Malgré les lignes la plupart du temps imprégnées de luxe, de femmes et de drogues, le constat est amer et dresse le portrait d’un solitaire errant en état d’ébriété quand le soleil se couche et que les rues se vident : « Je sors la nuit, tard la night, j’vais chercher l’argent« . Sur « POTS CASSÉS » ou « LUNE » avec le touchant So la Lune, le brouillard des psychotropes et de l’alcool se lève et oblige alors 8ruki à contempler impuissant une solitude qui le ronge. Ironie du sort puisque sur Int8tion les meilleurs morceaux sont ceux où il se retrouve seul. Comme des montagnes russes, les drogues qu’il ingurgite le font passer par des moments d’euphorie les plus jouissifs comme par des moments de paranoïa et de mélancolie les plus tortueux. L’ordre en réalité incohérent de la tracklist accentue cette instabilité frénétique où chaque fin de morceau s’entrechoque avec le début d’un autre qui n’a rien à voir comme une voiture lancée à pleine vitesse contre un mur. Entre vantardise et parfois exploration de soi, 8ruki ne cesse de jongler même si par une pudeur palpable il ne s’attarde pas beaucoup sur la dernière partie.
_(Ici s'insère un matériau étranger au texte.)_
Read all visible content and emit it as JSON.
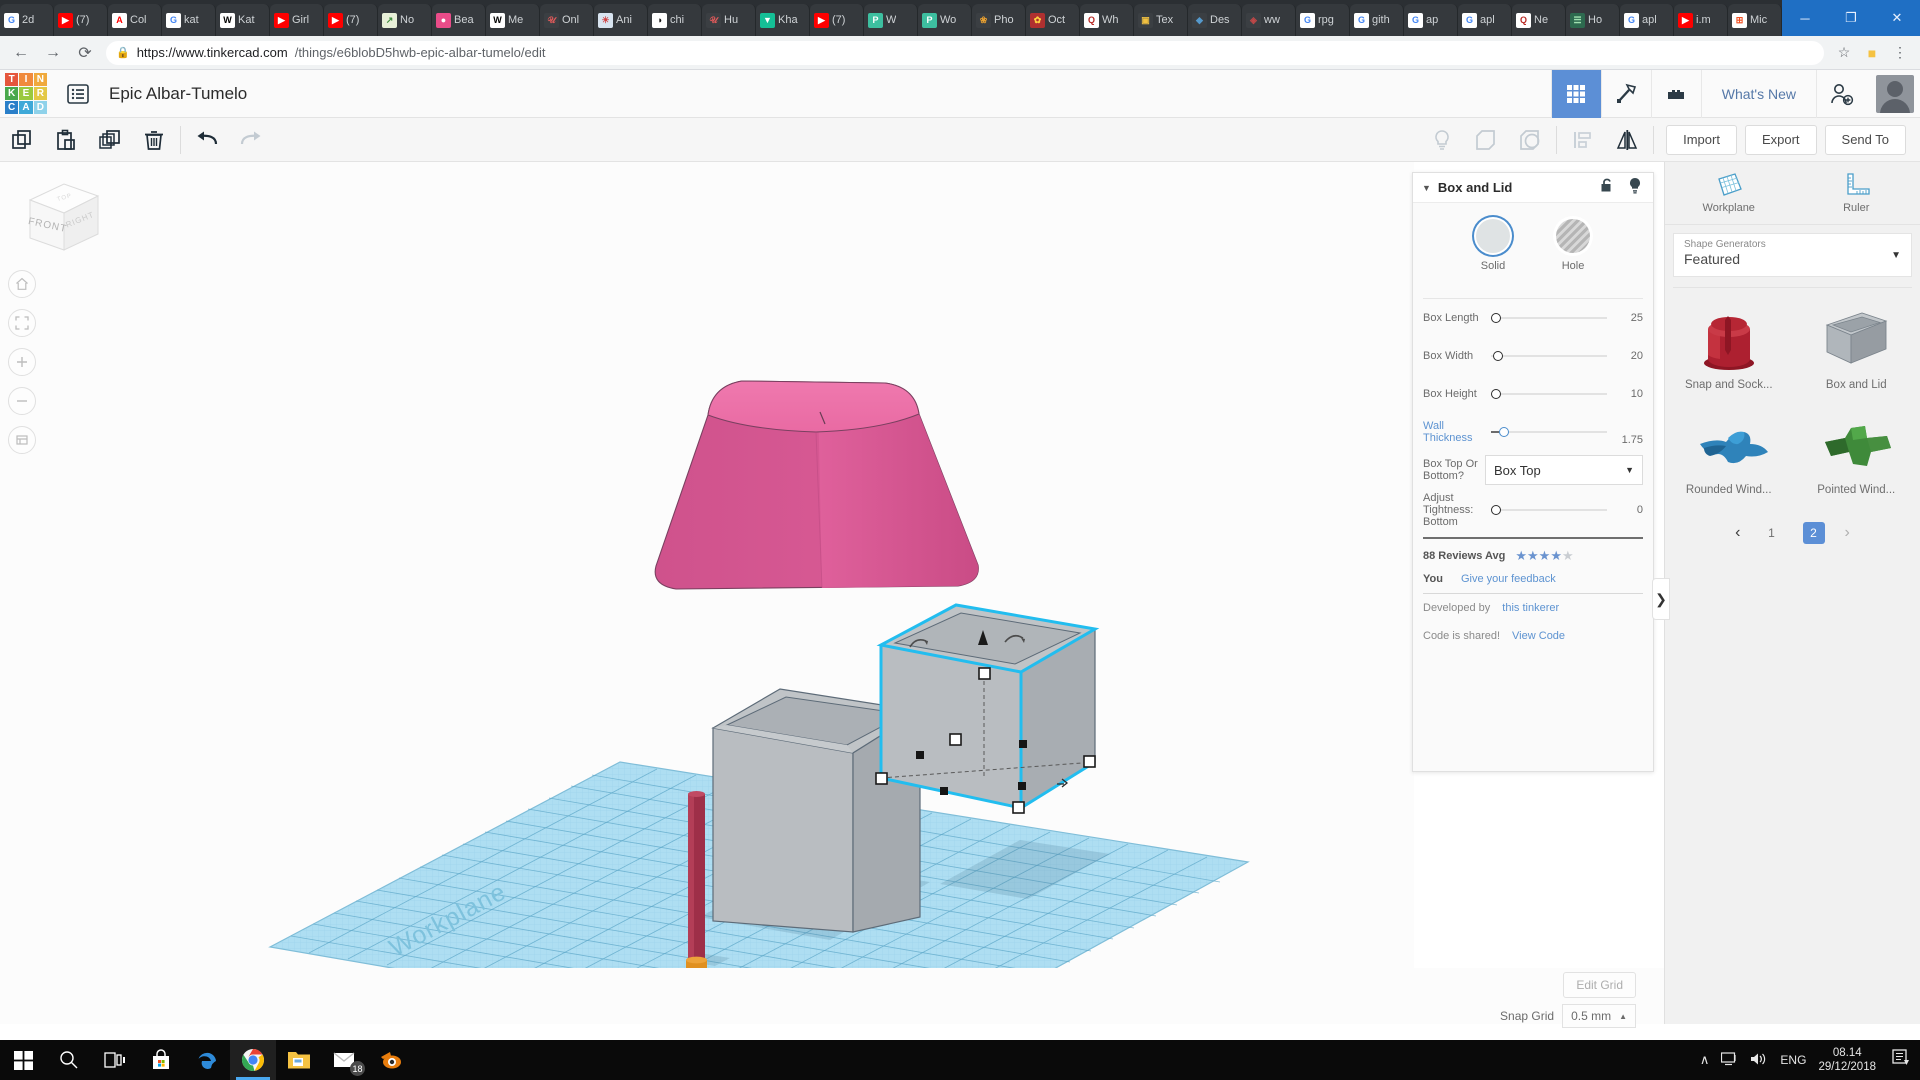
{
  "browser": {
    "tabs": [
      {
        "label": "2d",
        "favicon": "google-icon",
        "color": "#ffffff",
        "glyph": "G",
        "glyph_color": "#4285f4"
      },
      {
        "label": "(7)",
        "favicon": "youtube-icon",
        "color": "#ff0000",
        "glyph": "▶",
        "glyph_color": "#ffffff"
      },
      {
        "label": "Col",
        "favicon": "adobe-icon",
        "color": "#ffffff",
        "glyph": "A",
        "glyph_color": "#ff0000"
      },
      {
        "label": "kat",
        "favicon": "google-icon",
        "color": "#ffffff",
        "glyph": "G",
        "glyph_color": "#4285f4"
      },
      {
        "label": "Kat",
        "favicon": "wikipedia-icon",
        "color": "#ffffff",
        "glyph": "W",
        "glyph_color": "#000000"
      },
      {
        "label": "Girl",
        "favicon": "youtube-icon",
        "color": "#ff0000",
        "glyph": "▶",
        "glyph_color": "#ffffff"
      },
      {
        "label": "(7)",
        "favicon": "youtube-icon",
        "color": "#ff0000",
        "glyph": "▶",
        "glyph_color": "#ffffff"
      },
      {
        "label": "No",
        "favicon": "chart-icon",
        "color": "#e8f0d8",
        "glyph": "↗",
        "glyph_color": "#3c8c3c"
      },
      {
        "label": "Bea",
        "favicon": "dribbble-icon",
        "color": "#ea4c89",
        "glyph": "●",
        "glyph_color": "#ffffff"
      },
      {
        "label": "Me",
        "favicon": "wikipedia-icon",
        "color": "#ffffff",
        "glyph": "W",
        "glyph_color": "#000000"
      },
      {
        "label": "Onl",
        "favicon": "script-icon",
        "color": "#3b3f43",
        "glyph": "𝒰",
        "glyph_color": "#e05a5a"
      },
      {
        "label": "Ani",
        "favicon": "anime-icon",
        "color": "#d8e4f0",
        "glyph": "☀",
        "glyph_color": "#d04040"
      },
      {
        "label": "chi",
        "favicon": "pocket-icon",
        "color": "#ffffff",
        "glyph": "◑",
        "glyph_color": "#111111"
      },
      {
        "label": "Hu",
        "favicon": "script-icon",
        "color": "#3b3f43",
        "glyph": "𝒰",
        "glyph_color": "#e05a5a"
      },
      {
        "label": "Kha",
        "favicon": "khan-icon",
        "color": "#14bf96",
        "glyph": "▼",
        "glyph_color": "#ffffff"
      },
      {
        "label": "(7)",
        "favicon": "youtube-icon",
        "color": "#ff0000",
        "glyph": "▶",
        "glyph_color": "#ffffff"
      },
      {
        "label": "W",
        "favicon": "teal-icon",
        "color": "#3dbfa0",
        "glyph": "P",
        "glyph_color": "#ffffff"
      },
      {
        "label": "Wo",
        "favicon": "teal-icon",
        "color": "#3dbfa0",
        "glyph": "P",
        "glyph_color": "#ffffff"
      },
      {
        "label": "Pho",
        "favicon": "flower-icon",
        "color": "#3b3f43",
        "glyph": "❀",
        "glyph_color": "#e8a030"
      },
      {
        "label": "Oct",
        "favicon": "fire-icon",
        "color": "#b03030",
        "glyph": "✿",
        "glyph_color": "#ffd040"
      },
      {
        "label": "Wh",
        "favicon": "quora-icon",
        "color": "#ffffff",
        "glyph": "Q",
        "glyph_color": "#b92b27"
      },
      {
        "label": "Tex",
        "favicon": "blocks-icon",
        "color": "#3b3f43",
        "glyph": "▣",
        "glyph_color": "#f0c040"
      },
      {
        "label": "Des",
        "favicon": "blue-icon",
        "color": "#3b3f43",
        "glyph": "◆",
        "glyph_color": "#5599cc"
      },
      {
        "label": "ww",
        "favicon": "ruby-icon",
        "color": "#3b3f43",
        "glyph": "◈",
        "glyph_color": "#c04848"
      },
      {
        "label": "rpg",
        "favicon": "google-icon",
        "color": "#ffffff",
        "glyph": "G",
        "glyph_color": "#4285f4"
      },
      {
        "label": "gith",
        "favicon": "google-icon",
        "color": "#ffffff",
        "glyph": "G",
        "glyph_color": "#4285f4"
      },
      {
        "label": "ap",
        "favicon": "google-icon",
        "color": "#ffffff",
        "glyph": "G",
        "glyph_color": "#4285f4"
      },
      {
        "label": "apl",
        "favicon": "google-icon",
        "color": "#ffffff",
        "glyph": "G",
        "glyph_color": "#4285f4"
      },
      {
        "label": "Ne",
        "favicon": "quora-icon",
        "color": "#ffffff",
        "glyph": "Q",
        "glyph_color": "#b92b27"
      },
      {
        "label": "Ho",
        "favicon": "green-icon",
        "color": "#2d6a4f",
        "glyph": "☰",
        "glyph_color": "#9fe0b0"
      },
      {
        "label": "apl",
        "favicon": "google-icon",
        "color": "#ffffff",
        "glyph": "G",
        "glyph_color": "#4285f4"
      },
      {
        "label": "i.m",
        "favicon": "youtube-icon",
        "color": "#ff0000",
        "glyph": "▶",
        "glyph_color": "#ffffff"
      },
      {
        "label": "Mic",
        "favicon": "microsoft-icon",
        "color": "#ffffff",
        "glyph": "⊞",
        "glyph_color": "#f25022"
      }
    ],
    "active_tab": {
      "label": "",
      "favicon": "tinkercad-icon",
      "close": "×"
    },
    "newtab_label": "+",
    "window_controls": {
      "minimize": "─",
      "maximize": "❐",
      "close": "✕"
    },
    "nav": {
      "back": "←",
      "forward": "→",
      "reload": "⟳"
    },
    "url": {
      "lock": "🔒",
      "host": "https://www.tinkercad.com",
      "path": "/things/e6blobD5hwb-epic-albar-tumelo/edit"
    },
    "right_icons": [
      {
        "name": "star-icon",
        "glyph": "☆"
      },
      {
        "name": "extension-icon",
        "glyph": "■"
      },
      {
        "name": "menu-icon",
        "glyph": "⋮"
      }
    ]
  },
  "app_header": {
    "logo_tiles": [
      {
        "letter": "T",
        "color": "#e5563c"
      },
      {
        "letter": "I",
        "color": "#f08a3c"
      },
      {
        "letter": "N",
        "color": "#f0a93c"
      },
      {
        "letter": "K",
        "color": "#49a84c"
      },
      {
        "letter": "E",
        "color": "#9ac93f"
      },
      {
        "letter": "R",
        "color": "#e3c845"
      },
      {
        "letter": "C",
        "color": "#2a7fc9"
      },
      {
        "letter": "A",
        "color": "#3fa9d8"
      },
      {
        "letter": "D",
        "color": "#8fd2ea"
      }
    ],
    "hamburger_icon": "list-menu-icon",
    "doc_title": "Epic Albar-Tumelo",
    "buttons": [
      {
        "name": "grid-view-button",
        "glyph": "▦",
        "active": true
      },
      {
        "name": "pickaxe-button",
        "glyph": "⛏",
        "active": false
      },
      {
        "name": "blocks-button",
        "glyph": "▤",
        "active": false
      }
    ],
    "whats_new": "What's New",
    "invite_icon": "add-person-icon",
    "avatar": "user-avatar"
  },
  "toolbar": {
    "left_tools": [
      {
        "name": "copy-button",
        "glyph": "⧉"
      },
      {
        "name": "paste-button",
        "glyph": "📋"
      },
      {
        "name": "duplicate-button",
        "glyph": "❐"
      },
      {
        "name": "delete-button",
        "glyph": "🗑"
      },
      {
        "name": "undo-button",
        "glyph": "←"
      },
      {
        "name": "redo-button",
        "glyph": "→"
      }
    ],
    "right_tools": [
      {
        "name": "light-bulb-button",
        "glyph": "○"
      },
      {
        "name": "group-button",
        "glyph": "⬡"
      },
      {
        "name": "ungroup-button",
        "glyph": "◎"
      },
      {
        "name": "align-button",
        "glyph": "▥"
      },
      {
        "name": "mirror-button",
        "glyph": "◧"
      }
    ],
    "import_label": "Import",
    "export_label": "Export",
    "sendto_label": "Send To"
  },
  "viewport": {
    "viewcube": {
      "front": "FRONT",
      "right": "RIGHT",
      "top": "TOP"
    },
    "nav_buttons": [
      {
        "name": "home-view-button",
        "glyph": "⌂"
      },
      {
        "name": "fit-view-button",
        "glyph": "⬚"
      },
      {
        "name": "zoom-in-button",
        "glyph": "+"
      },
      {
        "name": "zoom-out-button",
        "glyph": "−"
      },
      {
        "name": "flat-view-button",
        "glyph": "⌸"
      }
    ],
    "workplane_label": "Workplane",
    "objects": [
      {
        "name": "pink-lid",
        "color": "#e0579a",
        "type": "tapered-box"
      },
      {
        "name": "grey-box-unselected",
        "color": "#b9bcbf",
        "type": "open-box"
      },
      {
        "name": "grey-box-selected",
        "color": "#b4b7ba",
        "type": "open-box",
        "selected": true,
        "highlight": "#22bdef"
      },
      {
        "name": "red-cylinder",
        "color": "#a03048",
        "type": "cylinder"
      },
      {
        "name": "orange-base",
        "color": "#e09020",
        "type": "cylinder"
      }
    ],
    "workplane_color": "#a8dcf0"
  },
  "properties_panel": {
    "title": "Box and Lid",
    "caret": "▼",
    "lock_icon": "unlock-icon",
    "bulb_icon": "light-bulb-icon",
    "solid_label": "Solid",
    "hole_label": "Hole",
    "sliders": [
      {
        "label": "Box Length",
        "value": "25",
        "knob_pct": 0,
        "fill_pct": 0,
        "link": false
      },
      {
        "label": "Box Width",
        "value": "20",
        "knob_pct": 0,
        "fill_pct": 0,
        "link": false
      },
      {
        "label": "Box Height",
        "value": "10",
        "knob_pct": 0,
        "fill_pct": 0,
        "link": false
      },
      {
        "label": "Wall Thickness",
        "value": "1.75",
        "knob_pct": 7,
        "fill_pct": 7,
        "link": true
      }
    ],
    "select_label": "Box Top Or Bottom?",
    "select_value": "Box Top",
    "select_caret": "▼",
    "tightness_label": "Adjust Tightness: Bottom",
    "tightness_value": "0",
    "reviews_text": "88 Reviews Avg",
    "stars_filled": 4,
    "stars_total": 5,
    "you_label": "You",
    "feedback_link": "Give your feedback",
    "developed_by_label": "Developed by",
    "developer_link": "this tinkerer",
    "code_shared_label": "Code is shared!",
    "view_code_link": "View Code"
  },
  "right_sidebar": {
    "tools": [
      {
        "label": "Workplane",
        "icon": "workplane-grid-icon"
      },
      {
        "label": "Ruler",
        "icon": "ruler-icon"
      }
    ],
    "generator_caption": "Shape Generators",
    "generator_value": "Featured",
    "generator_caret": "▼",
    "shapes": [
      {
        "name": "Snap and Sock...",
        "color": "#b01f2e"
      },
      {
        "name": "Box and Lid",
        "color": "#9aa0a6"
      },
      {
        "name": "Rounded Wind...",
        "color": "#2a7fb5"
      },
      {
        "name": "Pointed Wind...",
        "color": "#3f8a3a"
      }
    ],
    "pager": {
      "prev": "‹",
      "next": "›",
      "pages": [
        "1",
        "2"
      ],
      "current": "2"
    },
    "collapse_handle": "❯"
  },
  "bottom_bar": {
    "edit_grid_label": "Edit Grid",
    "snap_grid_label": "Snap Grid",
    "snap_grid_value": "0.5 mm",
    "snap_caret": "▲"
  },
  "taskbar": {
    "items": [
      {
        "name": "start-button",
        "glyph": "⊞",
        "color": "#ffffff"
      },
      {
        "name": "search-button",
        "glyph": "⌕",
        "color": "#ffffff"
      },
      {
        "name": "task-view-button",
        "glyph": "☰",
        "color": "#ffffff"
      },
      {
        "name": "store-button",
        "glyph": "🛍",
        "color": "#ffffff"
      },
      {
        "name": "edge-button",
        "glyph": "e",
        "color": "#4aa8ef"
      },
      {
        "name": "chrome-button",
        "glyph": "◉",
        "color": "#4285f4",
        "active": true
      },
      {
        "name": "explorer-button",
        "glyph": "📁",
        "color": "#f5c242"
      },
      {
        "name": "mail-button",
        "glyph": "✉",
        "color": "#ffffff",
        "badge": "18"
      },
      {
        "name": "blender-button",
        "glyph": "◔",
        "color": "#e87d0d"
      }
    ],
    "tray": [
      {
        "name": "show-hidden-icons",
        "glyph": "∧"
      },
      {
        "name": "network-icon",
        "glyph": "□"
      },
      {
        "name": "volume-icon",
        "glyph": "🔊"
      }
    ],
    "language": "ENG",
    "time": "08.14",
    "date": "29/12/2018",
    "notification_icon": "notification-icon"
  }
}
Comme des bribes de sa vie, chaque projet depuis Steam permet aux auditeurs de lentement cerner un peu plus l’artiste. Lui qui donnait l’impression de ne jurer que par la comparaison avec des trappeurs/CEO égocentriques ayant mis sur le côté quelques plusieurs millions de dollars rassure par une sincérité qui efface les relents de narcissisme. Ses vieux démons, l’argent et la sauce, ne sont finalement que des remèdes à des maux que le rappeur évoque un peu plus sur Int8tion que sur les projets précédents.

(Crédit Visuel Bannière : @collectifblakhat/ Graphisme : @arthurphl)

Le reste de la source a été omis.